Volume 598: debated on Tuesday 7 July 2015

9. What recent discussions he has had with NHS England on the future of district general hospitals; and if he will make a statement. (900784)

The NHS was launched in a district general hospital. The continuing commitment of NHS England to DGHs is shown in their serial mentions in the “Five Year Forward View”. I recommend that the hon. Lady reads that to see the future for district general hospitals and the important role they will play.

I am grateful to the Minister for that answer, but it ignores the reality on the ground. In opposition, the Prime Minister promised a bare-knuckle fight to save district general hospitals. Since he came to power, Warrington has lost its vascular services and some of its spinal services, maternity services are under review, and a £15 million deficit threatens the future of the trust. Did that bare-knuckle fighter get knocked out, or did he not even bother to enter the ring?

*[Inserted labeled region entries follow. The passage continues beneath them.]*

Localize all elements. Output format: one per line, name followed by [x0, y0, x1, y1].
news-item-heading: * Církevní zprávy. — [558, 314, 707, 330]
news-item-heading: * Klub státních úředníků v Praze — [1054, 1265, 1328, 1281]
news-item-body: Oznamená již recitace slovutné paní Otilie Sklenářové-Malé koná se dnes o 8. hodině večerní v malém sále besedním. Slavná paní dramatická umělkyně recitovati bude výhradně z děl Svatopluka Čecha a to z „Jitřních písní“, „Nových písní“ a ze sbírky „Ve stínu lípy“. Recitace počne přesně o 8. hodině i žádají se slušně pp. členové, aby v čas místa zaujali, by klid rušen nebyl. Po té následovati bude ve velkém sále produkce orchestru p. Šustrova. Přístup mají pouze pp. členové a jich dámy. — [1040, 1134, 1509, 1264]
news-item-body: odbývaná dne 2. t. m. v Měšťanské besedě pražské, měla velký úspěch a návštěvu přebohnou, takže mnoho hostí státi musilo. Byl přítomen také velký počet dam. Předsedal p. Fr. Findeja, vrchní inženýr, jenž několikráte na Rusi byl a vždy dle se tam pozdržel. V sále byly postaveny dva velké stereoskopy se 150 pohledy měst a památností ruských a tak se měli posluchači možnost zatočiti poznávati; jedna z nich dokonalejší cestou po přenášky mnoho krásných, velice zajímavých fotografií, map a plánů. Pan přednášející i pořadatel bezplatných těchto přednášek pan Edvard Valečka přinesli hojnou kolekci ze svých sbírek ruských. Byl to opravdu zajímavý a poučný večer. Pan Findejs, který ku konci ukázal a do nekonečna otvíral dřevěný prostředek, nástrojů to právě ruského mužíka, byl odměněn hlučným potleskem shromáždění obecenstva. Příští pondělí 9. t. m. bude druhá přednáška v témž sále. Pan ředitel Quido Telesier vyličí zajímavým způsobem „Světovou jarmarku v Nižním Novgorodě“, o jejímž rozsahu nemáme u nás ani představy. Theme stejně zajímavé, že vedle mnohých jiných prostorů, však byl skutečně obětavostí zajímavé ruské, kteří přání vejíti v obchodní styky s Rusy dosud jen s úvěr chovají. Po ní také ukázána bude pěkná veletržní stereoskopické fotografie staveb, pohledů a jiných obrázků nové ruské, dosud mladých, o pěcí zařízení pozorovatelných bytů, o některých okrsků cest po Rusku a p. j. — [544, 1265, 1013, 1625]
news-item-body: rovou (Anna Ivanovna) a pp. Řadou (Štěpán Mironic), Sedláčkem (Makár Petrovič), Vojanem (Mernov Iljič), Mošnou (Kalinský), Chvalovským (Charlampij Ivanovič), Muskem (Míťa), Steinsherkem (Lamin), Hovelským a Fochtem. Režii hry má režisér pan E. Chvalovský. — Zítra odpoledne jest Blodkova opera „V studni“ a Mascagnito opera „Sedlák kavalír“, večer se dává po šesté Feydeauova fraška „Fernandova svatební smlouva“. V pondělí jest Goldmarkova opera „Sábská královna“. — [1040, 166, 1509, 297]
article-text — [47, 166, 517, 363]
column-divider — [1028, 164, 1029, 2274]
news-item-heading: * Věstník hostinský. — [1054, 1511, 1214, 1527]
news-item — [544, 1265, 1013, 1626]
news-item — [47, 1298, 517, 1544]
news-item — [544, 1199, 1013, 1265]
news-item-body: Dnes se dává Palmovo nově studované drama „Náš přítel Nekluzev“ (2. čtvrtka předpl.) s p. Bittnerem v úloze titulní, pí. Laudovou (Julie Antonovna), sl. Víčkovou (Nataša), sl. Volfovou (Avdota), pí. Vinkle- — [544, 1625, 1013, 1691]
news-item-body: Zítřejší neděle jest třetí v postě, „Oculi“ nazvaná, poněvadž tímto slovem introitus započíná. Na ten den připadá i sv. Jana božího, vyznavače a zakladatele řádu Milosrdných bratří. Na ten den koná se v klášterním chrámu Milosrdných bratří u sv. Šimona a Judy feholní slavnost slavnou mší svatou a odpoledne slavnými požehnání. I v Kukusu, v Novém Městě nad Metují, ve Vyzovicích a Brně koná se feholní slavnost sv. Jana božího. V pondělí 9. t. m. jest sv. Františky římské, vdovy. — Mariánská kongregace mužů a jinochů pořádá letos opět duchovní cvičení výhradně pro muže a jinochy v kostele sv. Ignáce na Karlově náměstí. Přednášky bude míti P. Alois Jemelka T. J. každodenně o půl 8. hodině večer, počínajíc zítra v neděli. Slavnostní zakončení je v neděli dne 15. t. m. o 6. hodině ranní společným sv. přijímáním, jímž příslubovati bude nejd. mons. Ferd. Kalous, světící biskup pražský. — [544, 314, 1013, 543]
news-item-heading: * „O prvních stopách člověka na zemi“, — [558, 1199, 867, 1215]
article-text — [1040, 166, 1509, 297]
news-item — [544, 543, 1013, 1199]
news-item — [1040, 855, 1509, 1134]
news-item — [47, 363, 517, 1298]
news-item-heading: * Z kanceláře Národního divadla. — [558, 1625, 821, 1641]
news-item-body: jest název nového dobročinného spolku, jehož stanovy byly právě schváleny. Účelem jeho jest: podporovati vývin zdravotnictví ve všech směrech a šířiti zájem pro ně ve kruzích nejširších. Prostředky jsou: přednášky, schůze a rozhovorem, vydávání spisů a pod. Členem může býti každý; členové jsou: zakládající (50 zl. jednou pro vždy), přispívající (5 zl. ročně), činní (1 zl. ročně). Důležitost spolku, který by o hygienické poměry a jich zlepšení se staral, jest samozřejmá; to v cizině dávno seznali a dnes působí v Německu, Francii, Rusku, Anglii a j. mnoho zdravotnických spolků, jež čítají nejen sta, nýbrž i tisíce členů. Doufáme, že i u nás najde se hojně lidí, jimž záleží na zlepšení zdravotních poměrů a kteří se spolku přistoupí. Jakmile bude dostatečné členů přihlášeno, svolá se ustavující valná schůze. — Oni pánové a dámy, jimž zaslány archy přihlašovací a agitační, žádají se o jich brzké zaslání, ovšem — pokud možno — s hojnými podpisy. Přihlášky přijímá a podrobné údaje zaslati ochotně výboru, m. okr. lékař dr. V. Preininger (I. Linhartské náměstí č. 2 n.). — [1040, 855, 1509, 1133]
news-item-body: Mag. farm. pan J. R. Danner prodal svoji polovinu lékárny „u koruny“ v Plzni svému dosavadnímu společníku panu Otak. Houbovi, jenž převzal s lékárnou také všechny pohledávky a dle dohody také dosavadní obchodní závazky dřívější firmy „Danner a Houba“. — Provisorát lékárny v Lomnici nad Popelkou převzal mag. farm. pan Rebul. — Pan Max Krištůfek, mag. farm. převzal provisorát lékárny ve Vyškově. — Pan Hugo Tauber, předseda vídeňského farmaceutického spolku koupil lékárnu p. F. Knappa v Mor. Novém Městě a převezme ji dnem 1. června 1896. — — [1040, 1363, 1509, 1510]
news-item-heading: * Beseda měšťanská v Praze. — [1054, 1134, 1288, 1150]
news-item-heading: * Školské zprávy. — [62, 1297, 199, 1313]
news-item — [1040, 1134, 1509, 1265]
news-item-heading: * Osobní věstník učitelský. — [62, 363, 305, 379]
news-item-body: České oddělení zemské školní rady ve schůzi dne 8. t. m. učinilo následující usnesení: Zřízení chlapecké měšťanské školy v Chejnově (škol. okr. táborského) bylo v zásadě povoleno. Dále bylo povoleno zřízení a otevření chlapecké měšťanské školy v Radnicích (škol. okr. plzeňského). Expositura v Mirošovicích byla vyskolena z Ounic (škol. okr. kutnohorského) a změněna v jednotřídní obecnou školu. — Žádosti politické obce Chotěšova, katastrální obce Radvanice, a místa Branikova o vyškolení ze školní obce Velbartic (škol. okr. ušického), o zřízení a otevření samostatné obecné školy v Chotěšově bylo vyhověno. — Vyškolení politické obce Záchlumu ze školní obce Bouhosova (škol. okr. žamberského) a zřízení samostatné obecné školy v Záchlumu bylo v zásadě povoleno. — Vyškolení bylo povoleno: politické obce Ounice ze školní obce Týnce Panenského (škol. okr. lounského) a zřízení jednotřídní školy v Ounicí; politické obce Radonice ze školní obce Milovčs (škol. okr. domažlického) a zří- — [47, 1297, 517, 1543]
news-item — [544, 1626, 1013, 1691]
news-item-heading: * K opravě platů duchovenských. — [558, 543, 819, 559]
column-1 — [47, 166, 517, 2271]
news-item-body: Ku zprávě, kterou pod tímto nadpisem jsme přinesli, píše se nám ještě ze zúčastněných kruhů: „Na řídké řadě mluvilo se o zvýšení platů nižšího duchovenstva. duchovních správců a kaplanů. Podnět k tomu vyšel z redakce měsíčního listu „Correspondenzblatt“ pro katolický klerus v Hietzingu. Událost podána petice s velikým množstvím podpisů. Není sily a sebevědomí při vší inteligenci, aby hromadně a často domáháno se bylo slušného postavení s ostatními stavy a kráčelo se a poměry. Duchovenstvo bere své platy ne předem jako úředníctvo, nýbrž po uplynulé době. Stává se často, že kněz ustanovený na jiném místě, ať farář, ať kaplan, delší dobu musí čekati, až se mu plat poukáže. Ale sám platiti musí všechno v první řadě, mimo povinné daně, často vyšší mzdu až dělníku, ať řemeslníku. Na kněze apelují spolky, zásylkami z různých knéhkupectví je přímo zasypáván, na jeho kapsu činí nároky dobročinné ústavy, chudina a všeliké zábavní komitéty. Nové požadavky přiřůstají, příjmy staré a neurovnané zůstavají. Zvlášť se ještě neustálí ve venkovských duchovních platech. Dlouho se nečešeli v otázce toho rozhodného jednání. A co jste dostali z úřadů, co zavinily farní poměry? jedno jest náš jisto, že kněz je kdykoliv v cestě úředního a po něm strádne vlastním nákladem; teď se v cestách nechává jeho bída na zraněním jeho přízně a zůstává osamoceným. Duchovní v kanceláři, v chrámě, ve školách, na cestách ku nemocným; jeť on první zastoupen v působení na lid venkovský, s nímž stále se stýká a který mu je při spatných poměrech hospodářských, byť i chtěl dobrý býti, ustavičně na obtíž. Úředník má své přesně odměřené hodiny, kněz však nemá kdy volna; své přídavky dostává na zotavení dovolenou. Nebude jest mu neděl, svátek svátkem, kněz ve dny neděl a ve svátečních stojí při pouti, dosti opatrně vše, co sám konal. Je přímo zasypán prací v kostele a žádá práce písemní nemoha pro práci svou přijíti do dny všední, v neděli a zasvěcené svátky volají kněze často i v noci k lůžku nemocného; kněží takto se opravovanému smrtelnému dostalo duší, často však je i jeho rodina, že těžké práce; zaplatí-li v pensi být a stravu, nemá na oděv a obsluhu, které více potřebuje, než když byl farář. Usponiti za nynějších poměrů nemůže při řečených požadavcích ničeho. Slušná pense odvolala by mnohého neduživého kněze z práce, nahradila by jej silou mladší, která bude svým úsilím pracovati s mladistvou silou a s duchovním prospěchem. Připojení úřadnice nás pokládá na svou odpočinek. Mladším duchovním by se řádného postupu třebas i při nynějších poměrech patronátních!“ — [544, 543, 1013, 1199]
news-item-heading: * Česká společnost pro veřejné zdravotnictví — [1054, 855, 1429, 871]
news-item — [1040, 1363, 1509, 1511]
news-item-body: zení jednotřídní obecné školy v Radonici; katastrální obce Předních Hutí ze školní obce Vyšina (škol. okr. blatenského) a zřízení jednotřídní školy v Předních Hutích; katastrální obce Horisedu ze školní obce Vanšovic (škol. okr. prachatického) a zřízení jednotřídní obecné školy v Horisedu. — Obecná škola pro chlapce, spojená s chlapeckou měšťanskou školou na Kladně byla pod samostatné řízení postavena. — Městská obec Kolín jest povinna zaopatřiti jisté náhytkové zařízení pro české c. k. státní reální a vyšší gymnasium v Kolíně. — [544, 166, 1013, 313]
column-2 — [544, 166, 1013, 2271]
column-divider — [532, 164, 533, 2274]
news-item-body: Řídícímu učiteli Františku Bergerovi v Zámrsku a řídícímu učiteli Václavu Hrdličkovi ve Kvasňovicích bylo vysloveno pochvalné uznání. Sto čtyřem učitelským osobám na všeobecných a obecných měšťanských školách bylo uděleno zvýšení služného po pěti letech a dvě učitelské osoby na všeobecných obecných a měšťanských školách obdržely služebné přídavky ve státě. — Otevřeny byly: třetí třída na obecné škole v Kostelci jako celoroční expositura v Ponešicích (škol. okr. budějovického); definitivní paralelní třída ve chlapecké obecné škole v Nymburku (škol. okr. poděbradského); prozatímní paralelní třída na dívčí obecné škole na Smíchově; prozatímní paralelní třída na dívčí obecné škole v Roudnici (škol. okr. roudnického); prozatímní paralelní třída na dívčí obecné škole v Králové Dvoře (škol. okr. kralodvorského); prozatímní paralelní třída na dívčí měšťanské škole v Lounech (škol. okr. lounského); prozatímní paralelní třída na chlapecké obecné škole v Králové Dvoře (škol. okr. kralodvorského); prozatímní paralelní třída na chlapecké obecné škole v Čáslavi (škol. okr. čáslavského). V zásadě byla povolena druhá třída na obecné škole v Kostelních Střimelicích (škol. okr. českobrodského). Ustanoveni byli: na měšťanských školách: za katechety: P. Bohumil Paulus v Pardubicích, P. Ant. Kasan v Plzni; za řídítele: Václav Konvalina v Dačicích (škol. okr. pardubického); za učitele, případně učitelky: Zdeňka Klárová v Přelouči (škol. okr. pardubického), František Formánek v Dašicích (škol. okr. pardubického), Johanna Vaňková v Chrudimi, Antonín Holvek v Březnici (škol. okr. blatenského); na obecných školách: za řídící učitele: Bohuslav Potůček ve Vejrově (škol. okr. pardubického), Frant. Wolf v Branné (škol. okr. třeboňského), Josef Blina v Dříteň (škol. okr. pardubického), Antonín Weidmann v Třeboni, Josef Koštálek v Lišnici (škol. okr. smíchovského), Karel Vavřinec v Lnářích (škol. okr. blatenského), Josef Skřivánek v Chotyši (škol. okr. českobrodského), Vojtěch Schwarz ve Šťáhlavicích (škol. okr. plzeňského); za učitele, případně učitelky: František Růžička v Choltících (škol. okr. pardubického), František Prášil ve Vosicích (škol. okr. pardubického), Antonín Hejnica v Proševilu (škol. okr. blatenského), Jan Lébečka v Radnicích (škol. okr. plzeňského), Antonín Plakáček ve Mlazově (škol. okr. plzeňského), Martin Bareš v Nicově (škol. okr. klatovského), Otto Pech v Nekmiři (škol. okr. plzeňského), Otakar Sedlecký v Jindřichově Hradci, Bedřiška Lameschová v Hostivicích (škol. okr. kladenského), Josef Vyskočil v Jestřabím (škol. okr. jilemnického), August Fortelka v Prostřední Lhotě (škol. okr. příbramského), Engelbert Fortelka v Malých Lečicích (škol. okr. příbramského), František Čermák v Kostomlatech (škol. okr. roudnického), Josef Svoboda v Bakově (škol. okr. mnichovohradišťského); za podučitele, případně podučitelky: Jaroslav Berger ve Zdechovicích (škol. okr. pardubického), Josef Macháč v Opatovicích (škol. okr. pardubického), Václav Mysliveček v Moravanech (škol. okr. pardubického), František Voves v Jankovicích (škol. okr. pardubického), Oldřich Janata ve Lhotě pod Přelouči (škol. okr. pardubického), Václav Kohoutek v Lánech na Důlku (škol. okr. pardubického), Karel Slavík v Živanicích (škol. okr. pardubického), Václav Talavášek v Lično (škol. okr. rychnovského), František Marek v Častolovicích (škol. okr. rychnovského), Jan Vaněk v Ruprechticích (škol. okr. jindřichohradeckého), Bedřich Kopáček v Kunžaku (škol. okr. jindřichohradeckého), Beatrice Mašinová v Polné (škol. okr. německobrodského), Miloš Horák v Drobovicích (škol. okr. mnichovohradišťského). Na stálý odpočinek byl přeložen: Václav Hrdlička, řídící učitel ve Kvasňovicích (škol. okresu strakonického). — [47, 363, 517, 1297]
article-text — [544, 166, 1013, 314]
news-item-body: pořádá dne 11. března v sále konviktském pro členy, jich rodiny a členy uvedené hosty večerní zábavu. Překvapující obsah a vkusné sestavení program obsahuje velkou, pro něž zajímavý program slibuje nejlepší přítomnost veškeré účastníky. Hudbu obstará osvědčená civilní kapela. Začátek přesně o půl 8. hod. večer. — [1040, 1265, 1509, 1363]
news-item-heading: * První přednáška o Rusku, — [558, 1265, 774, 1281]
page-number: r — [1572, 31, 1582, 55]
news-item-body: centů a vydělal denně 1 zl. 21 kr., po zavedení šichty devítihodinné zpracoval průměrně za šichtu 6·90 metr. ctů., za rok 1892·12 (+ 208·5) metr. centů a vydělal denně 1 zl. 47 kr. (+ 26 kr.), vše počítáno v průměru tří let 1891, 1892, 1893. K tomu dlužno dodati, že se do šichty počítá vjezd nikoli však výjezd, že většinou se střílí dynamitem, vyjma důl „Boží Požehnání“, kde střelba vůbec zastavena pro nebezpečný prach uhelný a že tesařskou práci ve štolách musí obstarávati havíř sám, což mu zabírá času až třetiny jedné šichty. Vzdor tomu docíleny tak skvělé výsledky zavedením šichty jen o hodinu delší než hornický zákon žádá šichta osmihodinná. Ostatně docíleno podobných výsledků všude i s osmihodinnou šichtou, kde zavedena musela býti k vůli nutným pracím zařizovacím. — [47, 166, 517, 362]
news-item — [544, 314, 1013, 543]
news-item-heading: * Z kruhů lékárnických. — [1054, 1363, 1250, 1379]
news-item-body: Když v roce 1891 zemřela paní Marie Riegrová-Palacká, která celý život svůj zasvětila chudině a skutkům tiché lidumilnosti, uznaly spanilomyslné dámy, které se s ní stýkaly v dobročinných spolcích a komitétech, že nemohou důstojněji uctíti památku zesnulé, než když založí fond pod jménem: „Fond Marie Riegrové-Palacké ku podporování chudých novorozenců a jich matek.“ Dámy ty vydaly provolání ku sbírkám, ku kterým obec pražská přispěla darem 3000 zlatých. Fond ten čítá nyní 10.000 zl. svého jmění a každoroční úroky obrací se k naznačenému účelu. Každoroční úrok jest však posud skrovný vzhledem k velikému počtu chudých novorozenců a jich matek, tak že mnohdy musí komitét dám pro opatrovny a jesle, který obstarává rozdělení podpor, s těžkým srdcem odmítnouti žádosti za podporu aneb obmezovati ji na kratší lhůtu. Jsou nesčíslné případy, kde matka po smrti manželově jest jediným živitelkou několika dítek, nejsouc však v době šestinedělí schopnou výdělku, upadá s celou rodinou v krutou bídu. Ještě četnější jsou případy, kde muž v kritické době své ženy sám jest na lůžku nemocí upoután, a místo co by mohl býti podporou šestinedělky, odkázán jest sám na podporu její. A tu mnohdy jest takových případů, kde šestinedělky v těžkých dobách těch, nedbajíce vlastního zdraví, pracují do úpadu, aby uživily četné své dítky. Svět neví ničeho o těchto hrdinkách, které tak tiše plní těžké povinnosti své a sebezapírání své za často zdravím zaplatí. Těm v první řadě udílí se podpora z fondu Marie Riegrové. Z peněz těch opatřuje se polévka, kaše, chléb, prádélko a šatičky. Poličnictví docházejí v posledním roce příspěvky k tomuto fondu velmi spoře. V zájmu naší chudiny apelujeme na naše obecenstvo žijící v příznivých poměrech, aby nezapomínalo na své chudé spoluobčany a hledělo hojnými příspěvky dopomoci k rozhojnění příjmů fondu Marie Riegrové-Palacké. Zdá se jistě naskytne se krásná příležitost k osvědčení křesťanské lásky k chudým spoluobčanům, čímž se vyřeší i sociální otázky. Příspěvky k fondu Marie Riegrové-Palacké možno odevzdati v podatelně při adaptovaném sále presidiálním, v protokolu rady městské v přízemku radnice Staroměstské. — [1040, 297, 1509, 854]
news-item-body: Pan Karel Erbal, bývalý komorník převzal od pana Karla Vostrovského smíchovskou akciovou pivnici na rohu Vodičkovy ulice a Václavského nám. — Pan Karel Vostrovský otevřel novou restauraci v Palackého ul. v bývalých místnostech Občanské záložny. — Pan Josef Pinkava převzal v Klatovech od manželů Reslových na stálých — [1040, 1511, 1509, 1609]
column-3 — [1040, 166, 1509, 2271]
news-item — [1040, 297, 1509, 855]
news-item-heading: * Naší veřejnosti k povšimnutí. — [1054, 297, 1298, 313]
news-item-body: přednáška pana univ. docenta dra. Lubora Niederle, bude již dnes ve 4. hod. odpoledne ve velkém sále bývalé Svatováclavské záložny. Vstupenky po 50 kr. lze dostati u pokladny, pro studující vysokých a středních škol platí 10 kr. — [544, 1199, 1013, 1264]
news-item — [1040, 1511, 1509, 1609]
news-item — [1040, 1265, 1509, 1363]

I gently remind the hon. Lady that the difference is that changes to services provided at hospitals are now made on the recommendation of clinicians, rather than of bureaucrats and Ministers, as it was under the previous Government, in which she served. In respect of her own hospital, the number of diagnostic tests for cancer are up by 22,000 since 2010, the number of MRI scans by 6,000, the number of CT scans by 7,000 and the number of operations by 1,800. That is a record of which to be proud.

Wycombe hospital could benefit from one of the excellent models in the “Five Year Forward View”. Will my hon. Friend make sure these excellent proposals are carried through with energy and alacrity?

The strength of the NHS forward view is that it is a creation of the NHS itself, and we, as the only party to back it in full with cash, will give it the kind of support it needs to make sure it is delivered.

How many maternity wards or emergency surgery departments currently located in district general hospitals will close as a result of the Government’s seven-day NHS plans?

It is telling that the hon. Lady wishes to talk about wards rather than outcomes. Over the last five years, we have seen a significant increase in the number of patients treated in emergency wards, and we will continue to see an increase, and the difference is that they will operate seven days a week, rather than just five days a week, as is currently the case for many services across the NHS.